Questo è uno stralcio preso da "Trattato d'Amore" ("De Arte honeste amandi" o "De Amore") di Andrea Cappellano (André le Chapelain, forse 1150 – 1220, XII secolo), scritta in latino da un chierico al servizio della contessa Maria di Champagne,
figlia di Eleonora d'Aquitania e del suo primo marito, il re di Francia Luigi VII.
Il "De Amore" è ispirato all'"Arte di Amare" di Ovidio ma la mentalità è già quella del XII secolo.
Andrea Cappellano nella sua opera, oltre alle tematiche che poi diventeranno tipiche dell'Amor Cortese come il vassallaggio nel rapporto d'amore e la subordinazione del cavaliere alla sua dama, (*)
ci riferisce di 21 "giudizi d'amore", pronunciati da nobili e famose dame di Francia: Maria di Francia, contessa di Champagne, che ebbe un ruolo di primo piano negli ambienti letterari del tempo ospitando anche Chrétien de Troyes e scrivendo lei stessa delle opere, (**)
Eleonora d'Aquitania, Adèle di Champagne,
Elisabetta di Vermandois contessa di Fiandra, Ermengarda di Narbona (viscontessa mecenate di poeti e poetessa, celebrata dai trovatori e dalla trobairitz Azalaïs de Porcairagues)
e l'"assemblea delle Dame di Guascogna".
Cappellano ci introduce al concetto ermetico di "corti d'amore": c'è chi pensa che si trattasse di veri e propri tribunali davanti ai quali comparivano gli innamorati per ricevere dei verdetti o che le donne esercitassero le funzioni di "giudice" in una sorta di gioco di società.
Comunque, in realtà, "la corte" e la "sentenza" sono un po' come l'omaggio feudale: la dama esercitava, a immagine del signore feudale, una sorta di funzione giudiziaria nel campo dei rapporti amorosi: il giudizio d'amore, la corte d'amore sono i complementi e gli equivalenti della fedeltà dell'omaggio del vassallo, espressi anche dalla poesia dei trovatori.
Tenendo presente che non era infrequente che una donna come Eleonora o Bianca di Castiglia, a quel tempo, si trovassero a capo nell'amministrazione di un feudo,
svolgendo anche un ruolo di giudice, si può vedere come i giudizi pronunciati nelle corti d'amore rispondono alle regole enunciate nell'opera del Cappellano e di come la donna corrispondesse alla signora feudale.
In epoca feudale e per tutto il XIII secolo le donne che hanno retto e amministrato possedimenti anche estesi sono ben menzionate: quasi tutti i principati laici belgi vennero governati da donne come la contessa Giovanna (1205-1244), Margherita delle Fiandre o di Costantinopoli (1244-1280),
la duchessa Giovanna di Brabante (1355-1406), Margherita di Baviera (1345-1356), Maria di Borgogna (1477-1482)
Note:
(1) La bellezza femminile sarà commentata da poeti come Andrea Cappellano ma anche da filosofi e teologi.

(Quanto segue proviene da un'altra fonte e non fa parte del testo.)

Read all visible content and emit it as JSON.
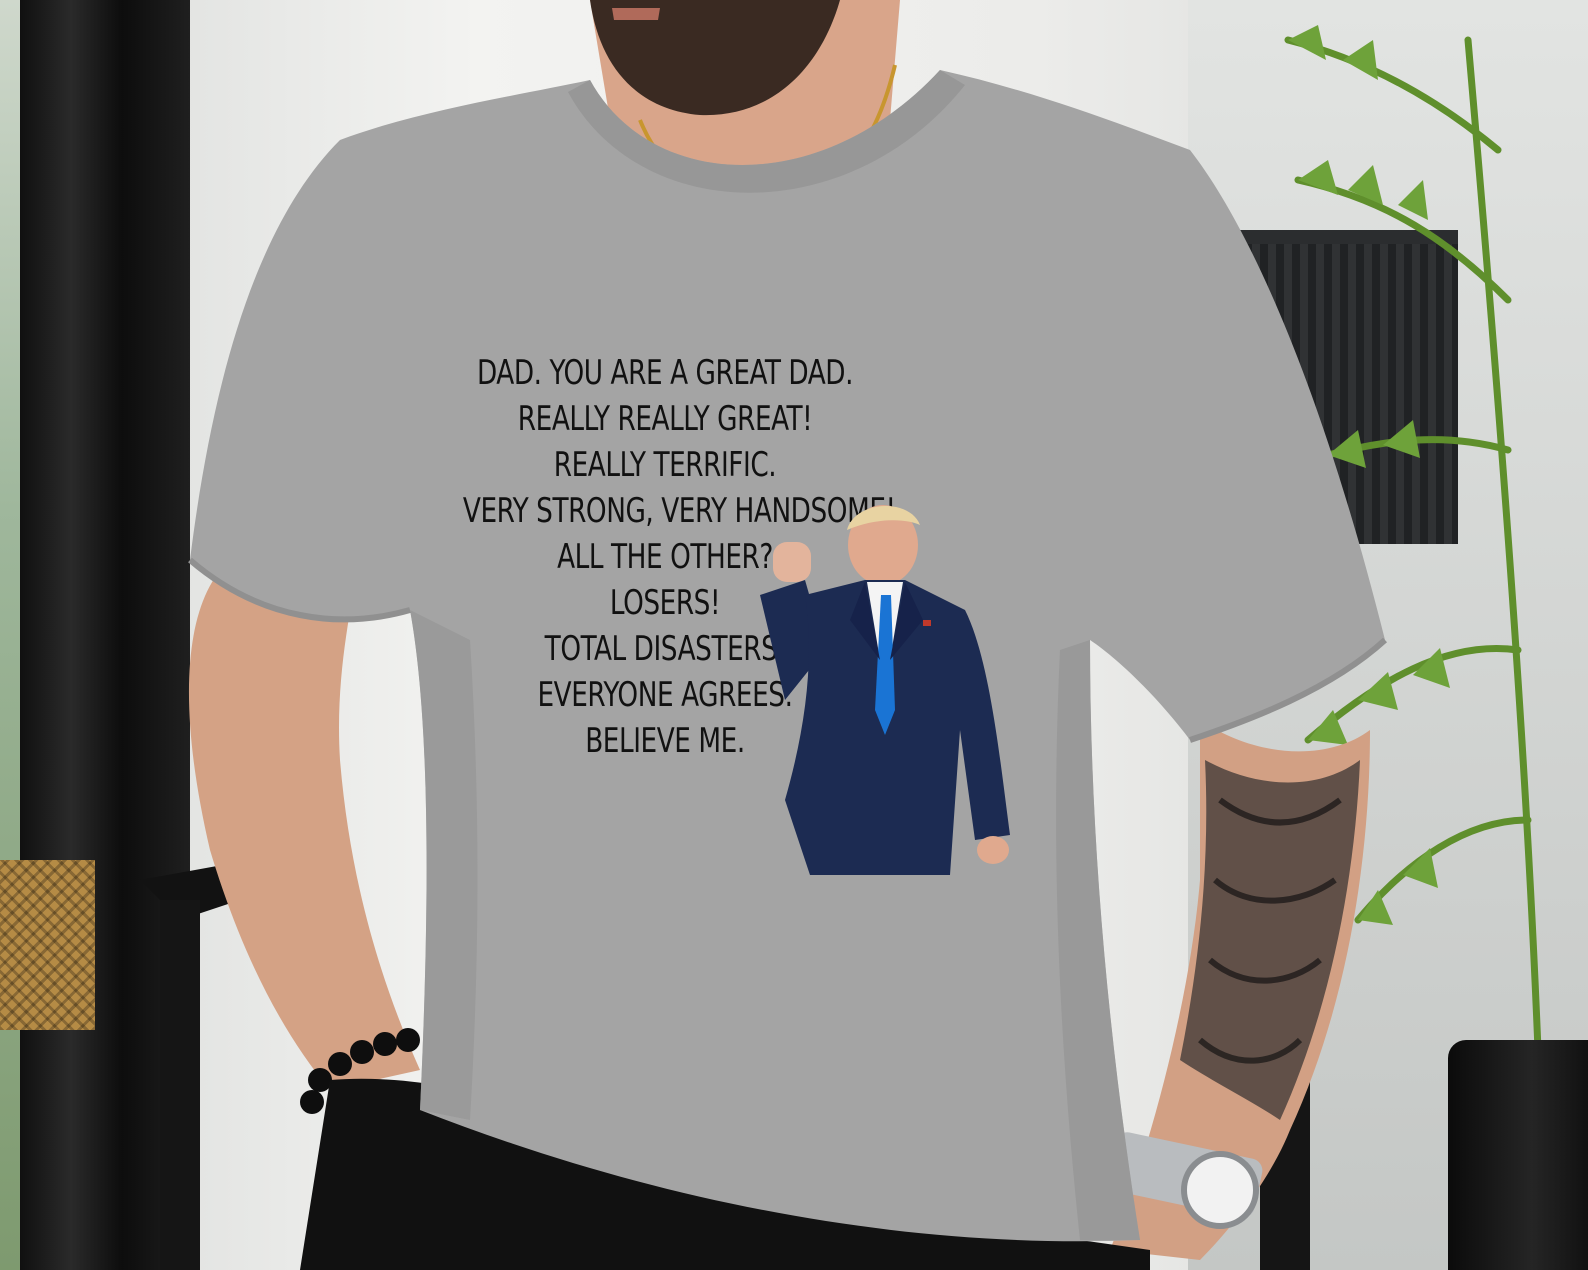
{
  "shirt_print": {
    "lines": [
      "DAD. YOU ARE A GREAT DAD.",
      "REALLY REALLY GREAT!",
      "REALLY TERRIFIC.",
      "VERY STRONG, VERY HANDSOME!",
      "ALL THE OTHER?",
      "LOSERS!",
      "TOTAL DISASTERS.",
      "EVERYONE AGREES.",
      "BELIEVE ME."
    ]
  },
  "colors": {
    "shirt": "#a4a4a4",
    "print_text": "#111111",
    "suit": "#1c2b52",
    "tie": "#1a74d4",
    "skin": "#d9a58a",
    "pants": "#111111"
  }
}
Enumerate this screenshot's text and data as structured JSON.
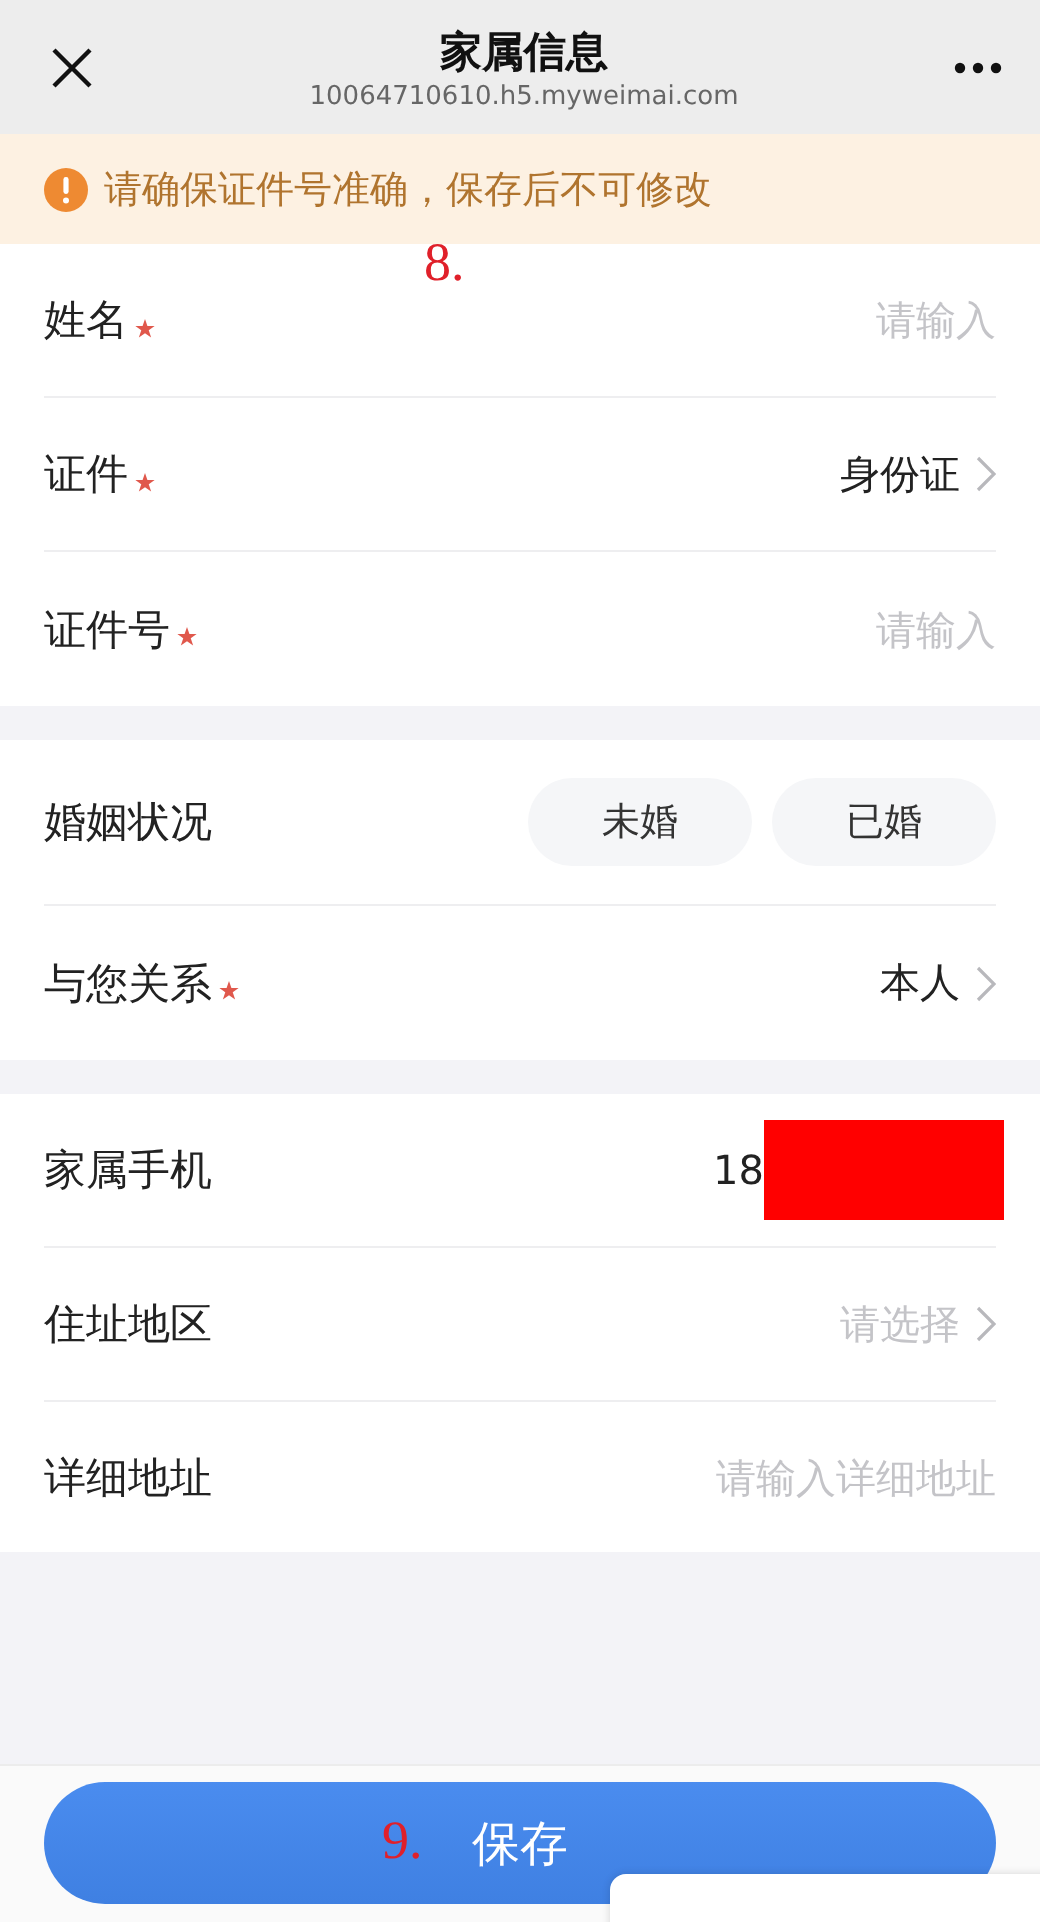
{
  "nav": {
    "title": "家属信息",
    "url": "10064710610.h5.myweimai.com"
  },
  "notice": {
    "text": "请确保证件号准确，保存后不可修改"
  },
  "sections": [
    {
      "rows": [
        {
          "kind": "input",
          "label": "姓名",
          "required": true,
          "placeholder": "请输入"
        },
        {
          "kind": "select",
          "label": "证件",
          "required": true,
          "value": "身份证"
        },
        {
          "kind": "input",
          "label": "证件号",
          "required": true,
          "placeholder": "请输入"
        }
      ]
    },
    {
      "rows": [
        {
          "kind": "chips",
          "label": "婚姻状况",
          "required": false,
          "options": [
            {
              "label": "未婚",
              "selected": false
            },
            {
              "label": "已婚",
              "selected": false
            }
          ]
        },
        {
          "kind": "select",
          "label": "与您关系",
          "required": true,
          "value": "本人"
        }
      ]
    },
    {
      "rows": [
        {
          "kind": "phone",
          "label": "家属手机",
          "required": false,
          "value": "18",
          "redacted": true
        },
        {
          "kind": "select",
          "label": "住址地区",
          "required": false,
          "placeholder": "请选择"
        },
        {
          "kind": "input",
          "label": "详细地址",
          "required": false,
          "placeholder": "请输入详细地址"
        }
      ]
    }
  ],
  "save_button": {
    "label": "保存"
  },
  "annotations": [
    {
      "text": "8."
    },
    {
      "text": "9."
    }
  ]
}
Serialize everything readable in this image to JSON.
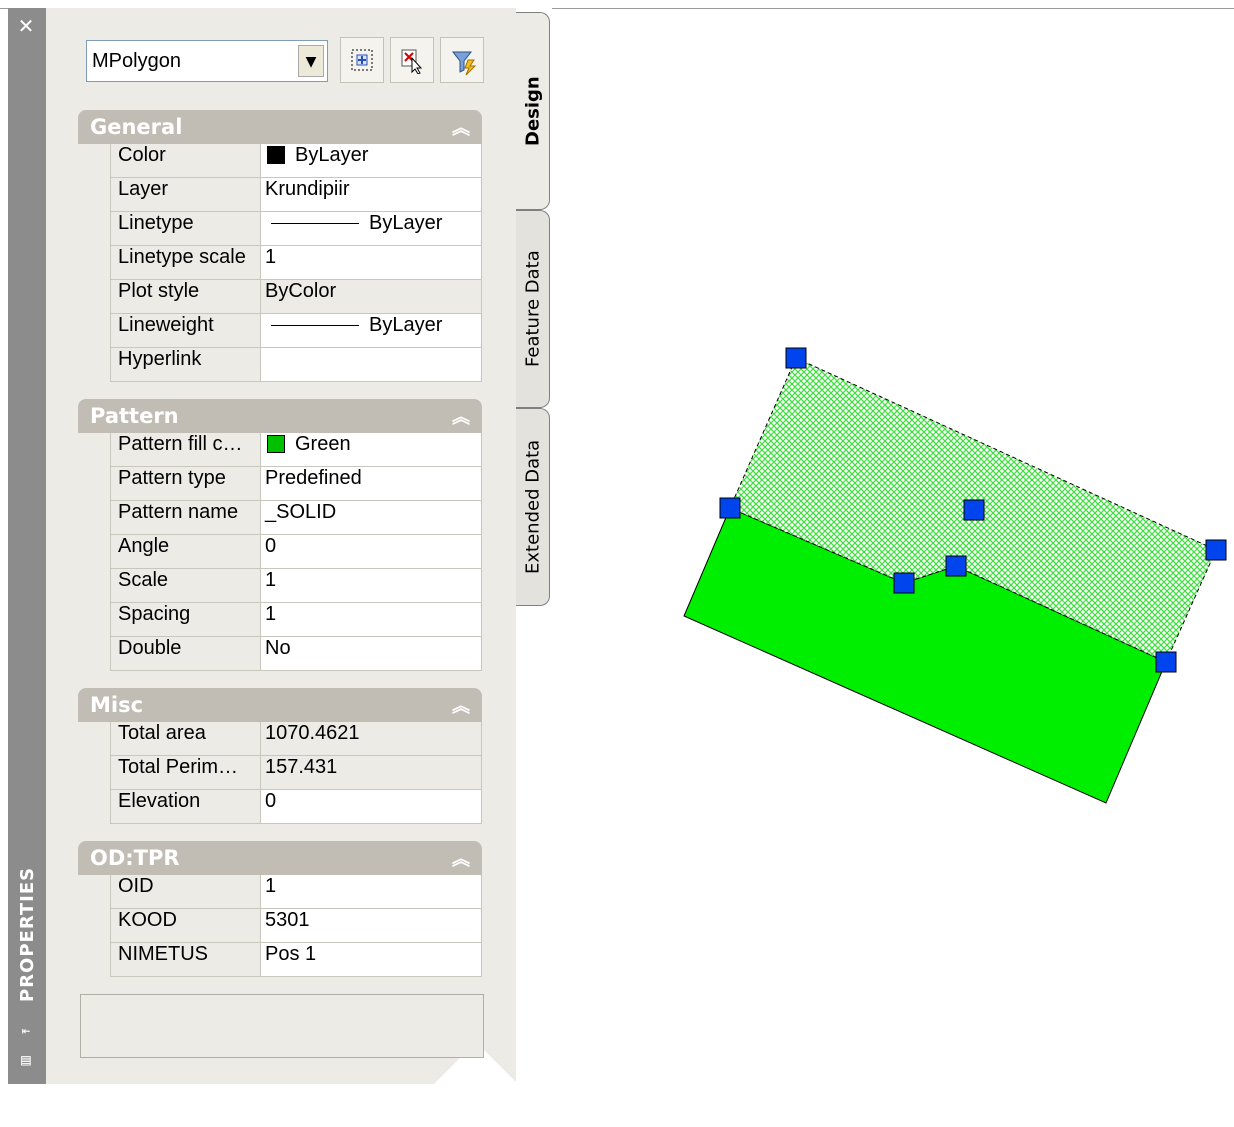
{
  "palette": {
    "title": "PROPERTIES",
    "close_icon": "close-icon",
    "object_type": "MPolygon",
    "tabs": [
      "Design",
      "Feature Data",
      "Extended Data"
    ],
    "active_tab": "Design",
    "toolbar_icons": [
      "quick-select-icon",
      "select-objects-icon",
      "toggle-pickadd-icon"
    ]
  },
  "sections": {
    "general": {
      "title": "General",
      "rows": [
        {
          "label": "Color",
          "value": "ByLayer",
          "swatch": "#000000"
        },
        {
          "label": "Layer",
          "value": "Krundipiir"
        },
        {
          "label": "Linetype",
          "value": "ByLayer"
        },
        {
          "label": "Linetype scale",
          "value": "1"
        },
        {
          "label": "Plot style",
          "value": "ByColor"
        },
        {
          "label": "Lineweight",
          "value": "ByLayer"
        },
        {
          "label": "Hyperlink",
          "value": ""
        }
      ]
    },
    "pattern": {
      "title": "Pattern",
      "rows": [
        {
          "label": "Pattern fill c…",
          "value": "Green",
          "swatch": "#00c000"
        },
        {
          "label": "Pattern type",
          "value": "Predefined"
        },
        {
          "label": "Pattern name",
          "value": "_SOLID"
        },
        {
          "label": "Angle",
          "value": "0"
        },
        {
          "label": "Scale",
          "value": "1"
        },
        {
          "label": "Spacing",
          "value": "1"
        },
        {
          "label": "Double",
          "value": "No"
        }
      ]
    },
    "misc": {
      "title": "Misc",
      "rows": [
        {
          "label": "Total area",
          "value": "1070.4621"
        },
        {
          "label": "Total Perim…",
          "value": "157.431"
        },
        {
          "label": "Elevation",
          "value": "0"
        }
      ]
    },
    "od_tpr": {
      "title": "OD:TPR",
      "rows": [
        {
          "label": "OID",
          "value": "1"
        },
        {
          "label": "KOOD",
          "value": "5301"
        },
        {
          "label": "NIMETUS",
          "value": "Pos 1"
        }
      ]
    }
  },
  "drawing": {
    "fill_color": "#00ee00",
    "grip_color": "#0044ee",
    "selected_hatch": "light-green crosshatch"
  }
}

Per Cappellano, l'amore è una passione innata che deriva dalla visione e da un pensiero smisurato della bellezza dell'altro sesso.
Guibert de Nogent (1055 – 1124) vedeva nella bellezza femminile uno specchio diretto e immediato, seppur imperfetto e perituro, dell'infinita e immutabile bellezza di Dio.
Ugo da San Vittore (1096 - 1141) considerava che la bellezza del mondo visibile è un riflessione della bellezza del mondo invisibile: "Le forme visibili sono immagini dell'invisibile bellezza [...]".
Baudri de Bourgueil (1046 – 1130) e Ugo di Fleury-sur-Loire dedicano alla contessa Adele di Blois detta anche di Champagne (1140-1206, figlia di Teobaldo IV e di Matilde di Carinzia), diversi elogi e il secondo, un frate, le dedica l'opera "Historia ecclesiastica" nel 1109: "Non solo il sesso femminile non è privo dell'intelligenza delle cose profonde, ma nelle donne generalmente c'è anche una grande ingegnosità mentale e un'eleganza delle maniere assolutamente notevole" e, nel prologo, Ugo si rivolge alla contessa: "Mi sembra degno, illustrissima Signora, offrire in omaggio quest'opera, dono supplice alla vostra indulgenza, perché vi si deve preferire a molti altri personaggi del nostro tempo, voi che siete notevole per generosità, ammirevole per rettitudine e siete tanto erudita quanto colta, il che costituisce la maggiore nobiltà e civiltà".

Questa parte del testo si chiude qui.